Even though people say they use social networks just to maintain contacts with family and mates, the possibility of knowing ‘new friends’, or of being ‘on the market’, really stands behind the popularity of these social websites. If this weren’t true, if the possibility ‘to flirt’ were not an option, people would just have a personal blog, a mailing list or a private forum to stay in contact with whoever they wanted.
This trend is even clearer with Badoo, a ‘new’ service which is becoming extremely popular, and taking ground on Facebook. It is actually a free dating web site, under the appearance of a social network. Of course the service is meant to create your community of friends, share photos and videos. With this site you rate other people’s pictures, which can actually be funny, and post a brief profile. Within minutes you receive dozens of messages of people asking to be your friend and so on. Not that they will write more than ‘Hi, how are you’ though. Users can even pay to have their photo in the site’s home page, so they can be in contact with the entire world. The human omnipresence delirium has its chances to be fulfilled.

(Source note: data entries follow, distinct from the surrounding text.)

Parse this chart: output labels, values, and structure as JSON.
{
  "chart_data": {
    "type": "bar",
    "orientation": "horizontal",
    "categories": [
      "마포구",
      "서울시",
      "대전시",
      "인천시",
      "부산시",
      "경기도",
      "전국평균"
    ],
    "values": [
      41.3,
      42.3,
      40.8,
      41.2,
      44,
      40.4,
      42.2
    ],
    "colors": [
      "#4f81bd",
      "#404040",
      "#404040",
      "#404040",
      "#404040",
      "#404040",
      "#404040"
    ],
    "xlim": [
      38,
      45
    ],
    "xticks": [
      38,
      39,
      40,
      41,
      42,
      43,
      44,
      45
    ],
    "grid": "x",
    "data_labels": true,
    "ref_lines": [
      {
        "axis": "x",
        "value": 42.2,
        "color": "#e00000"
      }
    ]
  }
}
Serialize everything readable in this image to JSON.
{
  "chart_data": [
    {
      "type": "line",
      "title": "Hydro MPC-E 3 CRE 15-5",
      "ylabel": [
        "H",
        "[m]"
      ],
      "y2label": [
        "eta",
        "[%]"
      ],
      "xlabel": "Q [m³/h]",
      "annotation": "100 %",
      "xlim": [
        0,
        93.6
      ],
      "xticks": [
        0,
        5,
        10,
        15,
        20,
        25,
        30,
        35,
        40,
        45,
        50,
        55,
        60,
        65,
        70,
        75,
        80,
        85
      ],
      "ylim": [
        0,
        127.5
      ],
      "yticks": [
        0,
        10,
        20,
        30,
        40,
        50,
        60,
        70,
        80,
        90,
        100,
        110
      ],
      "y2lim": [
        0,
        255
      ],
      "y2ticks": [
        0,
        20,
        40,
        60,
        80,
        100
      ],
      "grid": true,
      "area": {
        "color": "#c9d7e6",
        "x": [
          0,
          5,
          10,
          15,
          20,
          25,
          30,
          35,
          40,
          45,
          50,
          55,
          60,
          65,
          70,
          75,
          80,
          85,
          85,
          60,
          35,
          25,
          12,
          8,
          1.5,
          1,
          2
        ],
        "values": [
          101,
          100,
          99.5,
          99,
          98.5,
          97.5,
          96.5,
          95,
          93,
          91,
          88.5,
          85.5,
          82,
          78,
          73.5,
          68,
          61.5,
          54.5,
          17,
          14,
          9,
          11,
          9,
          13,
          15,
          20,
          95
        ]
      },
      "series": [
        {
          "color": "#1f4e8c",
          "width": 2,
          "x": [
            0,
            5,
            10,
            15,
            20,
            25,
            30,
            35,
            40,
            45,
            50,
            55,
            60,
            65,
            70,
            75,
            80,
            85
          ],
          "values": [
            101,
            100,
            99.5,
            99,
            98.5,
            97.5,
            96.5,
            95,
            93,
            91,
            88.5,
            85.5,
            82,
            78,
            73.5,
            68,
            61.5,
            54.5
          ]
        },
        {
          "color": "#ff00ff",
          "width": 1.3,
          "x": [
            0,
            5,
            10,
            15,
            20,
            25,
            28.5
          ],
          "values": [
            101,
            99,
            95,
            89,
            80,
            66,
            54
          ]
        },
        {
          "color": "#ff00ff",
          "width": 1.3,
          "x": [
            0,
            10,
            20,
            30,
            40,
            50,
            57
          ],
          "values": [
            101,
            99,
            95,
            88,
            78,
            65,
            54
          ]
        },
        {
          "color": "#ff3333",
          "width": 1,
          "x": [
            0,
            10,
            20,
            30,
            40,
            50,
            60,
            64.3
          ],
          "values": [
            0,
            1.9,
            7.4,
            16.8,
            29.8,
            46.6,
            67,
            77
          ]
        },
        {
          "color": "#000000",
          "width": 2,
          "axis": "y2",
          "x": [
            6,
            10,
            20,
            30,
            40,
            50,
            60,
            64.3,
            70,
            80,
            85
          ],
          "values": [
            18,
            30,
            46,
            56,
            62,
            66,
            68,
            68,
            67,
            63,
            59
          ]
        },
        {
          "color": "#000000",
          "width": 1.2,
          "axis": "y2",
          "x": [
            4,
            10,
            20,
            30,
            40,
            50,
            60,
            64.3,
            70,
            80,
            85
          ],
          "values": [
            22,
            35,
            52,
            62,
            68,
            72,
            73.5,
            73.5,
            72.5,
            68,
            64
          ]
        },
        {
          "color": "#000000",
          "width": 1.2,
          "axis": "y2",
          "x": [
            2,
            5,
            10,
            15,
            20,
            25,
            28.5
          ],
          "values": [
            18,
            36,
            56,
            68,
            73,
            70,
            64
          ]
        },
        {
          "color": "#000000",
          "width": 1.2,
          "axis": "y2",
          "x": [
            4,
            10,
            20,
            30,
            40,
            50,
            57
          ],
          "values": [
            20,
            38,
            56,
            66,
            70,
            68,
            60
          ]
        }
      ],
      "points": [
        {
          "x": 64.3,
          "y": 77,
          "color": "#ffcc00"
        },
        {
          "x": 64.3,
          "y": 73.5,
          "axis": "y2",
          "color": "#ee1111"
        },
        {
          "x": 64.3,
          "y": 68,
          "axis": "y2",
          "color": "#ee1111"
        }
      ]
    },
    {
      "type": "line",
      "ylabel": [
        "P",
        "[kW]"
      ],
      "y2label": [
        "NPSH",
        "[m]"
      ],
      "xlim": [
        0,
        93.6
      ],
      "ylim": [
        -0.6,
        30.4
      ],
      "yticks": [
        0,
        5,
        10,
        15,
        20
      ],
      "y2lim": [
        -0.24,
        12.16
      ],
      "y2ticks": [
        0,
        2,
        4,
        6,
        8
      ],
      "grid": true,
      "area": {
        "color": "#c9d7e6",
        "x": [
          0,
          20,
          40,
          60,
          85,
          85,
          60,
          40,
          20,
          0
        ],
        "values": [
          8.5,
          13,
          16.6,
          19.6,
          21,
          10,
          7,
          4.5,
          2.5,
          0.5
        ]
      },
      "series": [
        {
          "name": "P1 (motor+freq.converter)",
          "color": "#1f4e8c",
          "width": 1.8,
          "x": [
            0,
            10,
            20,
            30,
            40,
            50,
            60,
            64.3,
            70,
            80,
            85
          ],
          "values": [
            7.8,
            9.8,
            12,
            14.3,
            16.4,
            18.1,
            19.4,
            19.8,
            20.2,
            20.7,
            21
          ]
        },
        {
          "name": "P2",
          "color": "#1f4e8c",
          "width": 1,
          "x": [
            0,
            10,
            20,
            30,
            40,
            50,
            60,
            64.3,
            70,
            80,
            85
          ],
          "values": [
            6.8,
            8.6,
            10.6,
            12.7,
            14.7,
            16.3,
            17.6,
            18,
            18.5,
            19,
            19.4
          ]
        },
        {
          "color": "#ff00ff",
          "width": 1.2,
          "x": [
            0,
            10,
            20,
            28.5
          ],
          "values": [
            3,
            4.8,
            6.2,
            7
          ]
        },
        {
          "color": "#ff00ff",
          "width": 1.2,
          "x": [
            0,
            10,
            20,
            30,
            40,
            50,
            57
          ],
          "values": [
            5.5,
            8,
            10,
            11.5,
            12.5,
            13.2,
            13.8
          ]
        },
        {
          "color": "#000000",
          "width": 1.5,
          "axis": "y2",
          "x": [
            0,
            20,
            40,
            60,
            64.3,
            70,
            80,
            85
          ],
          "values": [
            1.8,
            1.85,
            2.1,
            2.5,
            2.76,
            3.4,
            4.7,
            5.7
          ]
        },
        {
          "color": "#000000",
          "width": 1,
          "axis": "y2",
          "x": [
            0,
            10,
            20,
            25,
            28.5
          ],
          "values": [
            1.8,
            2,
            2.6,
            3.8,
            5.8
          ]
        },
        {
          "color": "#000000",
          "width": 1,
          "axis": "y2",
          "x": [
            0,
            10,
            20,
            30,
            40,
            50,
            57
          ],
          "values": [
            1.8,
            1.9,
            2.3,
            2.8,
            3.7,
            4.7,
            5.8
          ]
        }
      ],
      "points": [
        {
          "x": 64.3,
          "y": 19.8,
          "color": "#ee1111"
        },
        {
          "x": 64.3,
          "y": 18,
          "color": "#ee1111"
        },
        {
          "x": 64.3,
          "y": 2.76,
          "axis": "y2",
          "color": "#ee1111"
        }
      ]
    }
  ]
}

What I’ve found amazing is to ascertain the contrast between the online and ‘offline’ social approach. While on these networks people just try to speak with each other, even if they don’t have anything to say, offline we are not even able to interact with people we have around us if we don’t know them; even if we would have actually something to tell them as we are sharing something at the same time. Whether you are doing a course, visiting a museum or generally speaking, sharing a space, it seems like if people are not physically there, don’t interact, unless they know each other. Online, it’s completely the opposite. Am I the only one who finds this worrying? What’s more, although I’m no statesman, I can count up to ten, and based on my life experience, I can see around me that the vast majority of people, something like 99%, are engaged or in some type of relationship with someone. Online though, you discover they are all free for ‘social relationships’. Or there are two parallel worlds we are living in, thanks to quantum physics, or if we are talking about the same people, there is something I don’t get. Of course people don’t ‘cheat’, they are just expanding their network of friends, because they are socially open and they enjoy meeting new human beings.
If social networks are the way personal relationships are leading to, I will be eternally single and friends free, because I just find it a waste of time, an impoverishment of social skills, and a way to fill time with nothing more than vacuity. The same feeling you might have experienced after spending hours on these sites.
I might have as well titled this article: ‘Online social networks, or how you can spend your Sunday afternoon, without having actually done anything.’